NO BENEFIT TO CONTINUE FIRST GENERATION TKI WITH CHEMOTHERAPY IN EGFRm NSCLC

As reported by Mok et al in the Journal of Clinical Oncology, overall survival analysis of the phase III IMPRESS trial indicated a poorer outcome when adding gefitinib (Iressa) vs placebo to chemotherapy after disease progression on first-line gefitinib in epidermal growth factor receptor (EGFR)-mutant non–small cell lung cancer (NSCLC). The primary analysis of the trial, reported in 2015, showed no progression-free survival benefit with the addition of gefitinib.

Study Details

In the trial, 265 patients from 61 sites in 11 European and Asia-Pacific countries were randomized between March 2012 and December 2013 to receive gefitinib at 250 mg (n = 133) or placebo (n = 132) daily plus up to 6 cycles of cisplatin at 75 mg/m2 and pemetrexed (Alimta) at 500 mg/m2; gefitinib or placebo was continued until disease progression. In the primary analysis, median progression-free survival was 5.4 months in the gefitinib group vs 5.4 months in the placebo group (hazard ratio [HR] = 0.86, P = .27).

Overall Survival

Overall survival analysis was performed when 166 deaths had occurred, as of data cutoff in November 2015. Postprogression therapy was received by 61% of the gefitinib group vs 71% of the placebo group. Median overall survival was 13.4 months vs 19.5 months (HR = 1.44, P = .016). A higher proportion of patients in the gefitinib vs placebo groups had T790M-positive plasma samples (62% vs 47%); among these patients, median overall survival was 10.8 vs 14.1 months (HR = 1.49, P = .0432); among patients without T790M mutation, median overall survival 21.4 vs 22.5 months (HR = 1.15, P = .6093). Analysis of progression-free survival according to T790M status showed similar outcomes in mutation-positive patients (HR = 0.97, P = .8829) and a nonsignificant difference in mutation-negative patients (HR = 0.67, P = .0745).
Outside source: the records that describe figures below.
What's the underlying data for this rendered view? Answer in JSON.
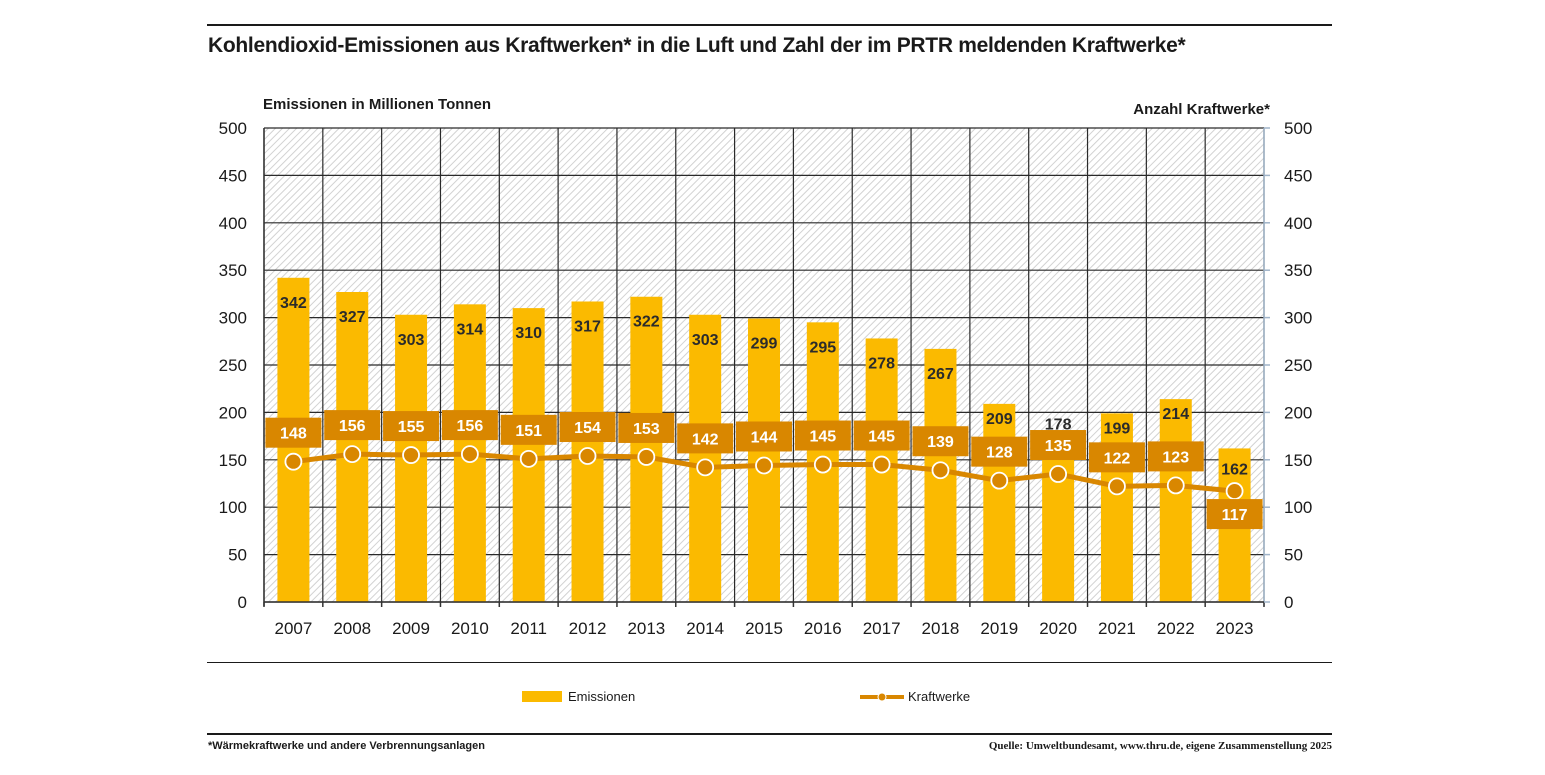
{
  "header": {
    "title": "Kohlendioxid-Emissionen aus Kraftwerken* in die Luft und Zahl der im PRTR meldenden Kraftwerke*"
  },
  "colors": {
    "bar": "#FBBA00",
    "line": "#D98700",
    "label_box": "#D98700",
    "grid": "#1a1a1a",
    "hatch": "#cfcfcf"
  },
  "chart_data": {
    "type": "bar",
    "title": "Kohlendioxid-Emissionen aus Kraftwerken* in die Luft und Zahl der im PRTR meldenden Kraftwerke*",
    "categories": [
      "2007",
      "2008",
      "2009",
      "2010",
      "2011",
      "2012",
      "2013",
      "2014",
      "2015",
      "2016",
      "2017",
      "2018",
      "2019",
      "2020",
      "2021",
      "2022",
      "2023"
    ],
    "series": [
      {
        "name": "Emissionen",
        "type": "bar",
        "axis": "left",
        "values": [
          342,
          327,
          303,
          314,
          310,
          317,
          322,
          303,
          299,
          295,
          278,
          267,
          209,
          178,
          199,
          214,
          162
        ]
      },
      {
        "name": "Kraftwerke",
        "type": "line",
        "axis": "right",
        "values": [
          148,
          156,
          155,
          156,
          151,
          154,
          153,
          142,
          144,
          145,
          145,
          139,
          128,
          135,
          122,
          123,
          117
        ]
      }
    ],
    "ylabel": "Emissionen in Millionen Tonnen",
    "ylabel_right": "Anzahl Kraftwerke*",
    "xlabel": "",
    "ylim": [
      0,
      500
    ],
    "ylim_right": [
      0,
      500
    ],
    "yticks": [
      "0",
      "50",
      "100",
      "150",
      "200",
      "250",
      "300",
      "350",
      "400",
      "450",
      "500"
    ],
    "grid": true,
    "legend_position": "bottom"
  },
  "legend": {
    "bar_label": "Emissionen",
    "line_label": "Kraftwerke"
  },
  "footer": {
    "note": "*Wärmekraftwerke und andere Verbrennungsanlagen",
    "source": "Quelle: Umweltbundesamt, www.thru.de, eigene Zusammenstellung 2025"
  }
}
The investigators concluded: “Final [overall survival] data from IMPRESS are supportive of earlier [progression-free survival] results and are sufficient to warn physicians against the continuation of treatment with first-generation EGFR tyrosine kinase inhibitors beyond radiologic disease progression when chemotherapy is initiated. Plasma biomarker analyses suggest that this effect may be driven by T790M-positive status.”

The study was supported by AstraZeneca.